L’eredità olivettiana è un privilegio e un fardello, un involto prezioso che bisogna avere l’ardimento di aprire per dividere le cose e lasciare indietro quelle che non ci servono più. Per ripartire un poco più leggeri verso direzioni nuove. Non si può vivere di solo passato e così, anche attraverso questa pubblicazione, ci si deve mettere alla prova per togliersi dall’angolo della memoria, storicizzare, metabolizzare. Confortati, in questo, dal variopinto mondo che ogni giorno bussa alla portineria delle Officine ICO chiedendo permesso in tante lingue e in tanti accenti, da questo andirivieni alla ricerca di un po’ di ispirazione. Ma occorre farsi trovare pronti, trasmettere l’essenza viva della storia che lì dentro si è compiuta, senza farsene semplici figuranti.
Un occhiolino ai fasti
Alla rivista serviva un nome. “La rapidissima” è lo slogan che 100 anni fa accompagnò l’uscita di una macchina per scrivere Olivetti, la M20, che si fece largo anche al di fuori dei confini dell’Italia. Un titolo con una storicità, dunque, un occhiolino ai fasti. Ma rapidissima sarà soprattutto la capacità di questo diario pubblico di accendersi a uno stimolo del mondo, la sua disponibilità a includere, collaborare, intrecciare. Rapidissime saranno le sue porte girevoli, tra dentro e fuori, passato e futuro, locale e globale, perché le idee e le opportunità circolino liberamente e in ogni direzione. La Rapidissima non va di fretta. Velocità sarà delle attenzioni e non dei passi. Sarà prontezza nel prendersi cura.

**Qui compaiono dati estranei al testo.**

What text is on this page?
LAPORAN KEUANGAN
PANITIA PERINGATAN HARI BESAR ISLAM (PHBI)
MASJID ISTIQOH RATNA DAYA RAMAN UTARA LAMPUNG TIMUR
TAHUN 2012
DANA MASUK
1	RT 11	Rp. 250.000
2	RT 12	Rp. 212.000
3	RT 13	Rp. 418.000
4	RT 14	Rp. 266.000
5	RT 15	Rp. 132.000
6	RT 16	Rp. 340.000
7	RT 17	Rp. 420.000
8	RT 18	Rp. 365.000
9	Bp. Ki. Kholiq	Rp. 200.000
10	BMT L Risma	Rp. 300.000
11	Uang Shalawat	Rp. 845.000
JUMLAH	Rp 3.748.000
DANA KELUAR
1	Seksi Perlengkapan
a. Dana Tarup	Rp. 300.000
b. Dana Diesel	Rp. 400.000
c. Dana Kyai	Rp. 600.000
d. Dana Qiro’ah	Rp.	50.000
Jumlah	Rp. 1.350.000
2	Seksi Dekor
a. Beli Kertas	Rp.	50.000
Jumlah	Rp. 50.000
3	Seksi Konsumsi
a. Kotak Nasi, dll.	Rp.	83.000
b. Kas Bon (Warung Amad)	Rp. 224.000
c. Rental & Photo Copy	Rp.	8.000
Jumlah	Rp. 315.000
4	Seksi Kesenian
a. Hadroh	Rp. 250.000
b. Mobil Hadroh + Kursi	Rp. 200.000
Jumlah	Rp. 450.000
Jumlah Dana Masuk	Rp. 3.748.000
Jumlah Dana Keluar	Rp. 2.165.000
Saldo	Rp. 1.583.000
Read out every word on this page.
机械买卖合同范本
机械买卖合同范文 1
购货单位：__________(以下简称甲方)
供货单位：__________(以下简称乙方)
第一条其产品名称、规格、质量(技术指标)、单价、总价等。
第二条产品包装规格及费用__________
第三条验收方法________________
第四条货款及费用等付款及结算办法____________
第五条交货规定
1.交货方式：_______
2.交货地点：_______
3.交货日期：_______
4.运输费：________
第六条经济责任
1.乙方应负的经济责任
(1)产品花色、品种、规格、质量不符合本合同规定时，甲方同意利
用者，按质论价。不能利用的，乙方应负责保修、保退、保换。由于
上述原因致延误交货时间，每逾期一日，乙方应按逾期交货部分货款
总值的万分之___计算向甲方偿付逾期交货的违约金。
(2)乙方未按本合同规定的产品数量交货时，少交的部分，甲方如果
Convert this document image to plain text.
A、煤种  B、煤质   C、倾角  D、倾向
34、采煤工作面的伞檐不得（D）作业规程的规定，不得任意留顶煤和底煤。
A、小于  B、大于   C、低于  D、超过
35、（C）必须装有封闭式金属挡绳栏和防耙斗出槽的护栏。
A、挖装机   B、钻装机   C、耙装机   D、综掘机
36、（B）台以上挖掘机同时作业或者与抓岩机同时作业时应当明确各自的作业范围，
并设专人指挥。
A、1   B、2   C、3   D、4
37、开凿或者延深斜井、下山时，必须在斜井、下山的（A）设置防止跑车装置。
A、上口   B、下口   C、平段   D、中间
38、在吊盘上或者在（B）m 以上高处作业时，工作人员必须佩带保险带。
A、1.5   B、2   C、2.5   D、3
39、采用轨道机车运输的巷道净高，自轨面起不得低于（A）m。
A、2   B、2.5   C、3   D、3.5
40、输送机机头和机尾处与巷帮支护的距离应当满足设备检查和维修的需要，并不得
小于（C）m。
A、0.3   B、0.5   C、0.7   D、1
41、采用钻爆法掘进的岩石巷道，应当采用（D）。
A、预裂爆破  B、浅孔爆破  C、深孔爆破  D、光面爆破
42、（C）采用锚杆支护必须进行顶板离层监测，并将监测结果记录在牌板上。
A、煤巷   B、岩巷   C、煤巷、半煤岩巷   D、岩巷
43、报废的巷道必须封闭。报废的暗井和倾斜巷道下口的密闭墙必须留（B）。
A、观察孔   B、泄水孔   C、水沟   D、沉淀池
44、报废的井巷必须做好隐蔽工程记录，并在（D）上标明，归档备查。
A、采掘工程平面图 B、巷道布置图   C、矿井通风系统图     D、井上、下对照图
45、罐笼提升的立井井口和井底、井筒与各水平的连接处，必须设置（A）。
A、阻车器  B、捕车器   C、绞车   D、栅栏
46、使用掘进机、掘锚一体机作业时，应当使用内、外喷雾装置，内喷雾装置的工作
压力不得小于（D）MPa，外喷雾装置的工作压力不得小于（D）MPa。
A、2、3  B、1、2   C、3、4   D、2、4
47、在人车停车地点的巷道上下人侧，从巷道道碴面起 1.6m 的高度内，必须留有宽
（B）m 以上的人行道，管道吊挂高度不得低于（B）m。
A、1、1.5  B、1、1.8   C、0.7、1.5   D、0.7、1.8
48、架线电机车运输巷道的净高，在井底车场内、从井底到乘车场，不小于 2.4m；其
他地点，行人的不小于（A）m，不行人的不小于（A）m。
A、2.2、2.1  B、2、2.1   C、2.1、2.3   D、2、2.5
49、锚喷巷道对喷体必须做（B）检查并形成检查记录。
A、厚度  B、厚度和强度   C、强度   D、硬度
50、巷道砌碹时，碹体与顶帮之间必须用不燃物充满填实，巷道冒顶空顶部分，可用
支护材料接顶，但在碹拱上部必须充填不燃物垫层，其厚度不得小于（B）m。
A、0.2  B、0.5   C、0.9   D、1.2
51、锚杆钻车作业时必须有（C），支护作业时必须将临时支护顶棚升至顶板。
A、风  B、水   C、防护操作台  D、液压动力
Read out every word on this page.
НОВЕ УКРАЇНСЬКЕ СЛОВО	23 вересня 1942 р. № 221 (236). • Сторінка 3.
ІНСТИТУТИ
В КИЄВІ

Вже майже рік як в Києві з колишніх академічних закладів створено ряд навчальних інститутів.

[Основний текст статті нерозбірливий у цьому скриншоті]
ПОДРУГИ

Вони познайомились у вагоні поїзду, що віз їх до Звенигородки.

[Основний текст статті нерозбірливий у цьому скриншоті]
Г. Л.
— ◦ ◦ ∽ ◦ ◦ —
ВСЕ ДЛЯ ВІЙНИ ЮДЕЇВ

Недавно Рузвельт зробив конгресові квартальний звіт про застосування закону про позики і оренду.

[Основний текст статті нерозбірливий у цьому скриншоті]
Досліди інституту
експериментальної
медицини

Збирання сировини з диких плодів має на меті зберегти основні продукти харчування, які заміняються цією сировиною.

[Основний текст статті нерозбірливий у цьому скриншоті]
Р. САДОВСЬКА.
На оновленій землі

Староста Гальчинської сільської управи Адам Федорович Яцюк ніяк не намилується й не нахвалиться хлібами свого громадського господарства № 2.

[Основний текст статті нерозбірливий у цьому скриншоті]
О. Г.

Serviva anche riannodare un filo. Con tutti coloro, donne e uomini, che questo posto lo videro nascere e lo popolarono, che oggi compaiono nelle foto storiche appese alle pareti dei primi ambienti restaurati, sempre in bianco e nero, sempre con quell’espressione così seria, le mani sporche di grasso e la limatura di ferro nelle tasche. O che hanno progettato cinematici e circuiti, i più conosciuti e i meno, che hanno assistito i bambini negli asili o distribuito i libri nelle biblioteche. Oppure fatto la storia della grafica internazionale, scritto istruzioni per l’uso che sembravano sonetti, fatto di locandine quadri, che hanno suonato la campana.
Che cos’è la cultura?
Serviva, infine, una definizione di cultura che chiarisse lo spirito con cui La Rapidissima vuole mettere le sue parole, le sue immagini e le sue idee a disposizione della rinascita di una delle più importanti fabbriche del Novecento. Che cos’è la cultura? Che cosa può fare per noi? In particolare nel processo che si è appena avviato? Chi vi scrive prova a dare il via ai lavori con il suo contributo, una sorta di cardine di questo primo numero che vuole riflettere sul tema degli spazi, delle forme, del ruolo che possono giocare nella costruzione della comunità di domani: la cultura è un particolare sistema di sicurezza che consente, in caso di emergenza, di tenere tutte le porte aperte.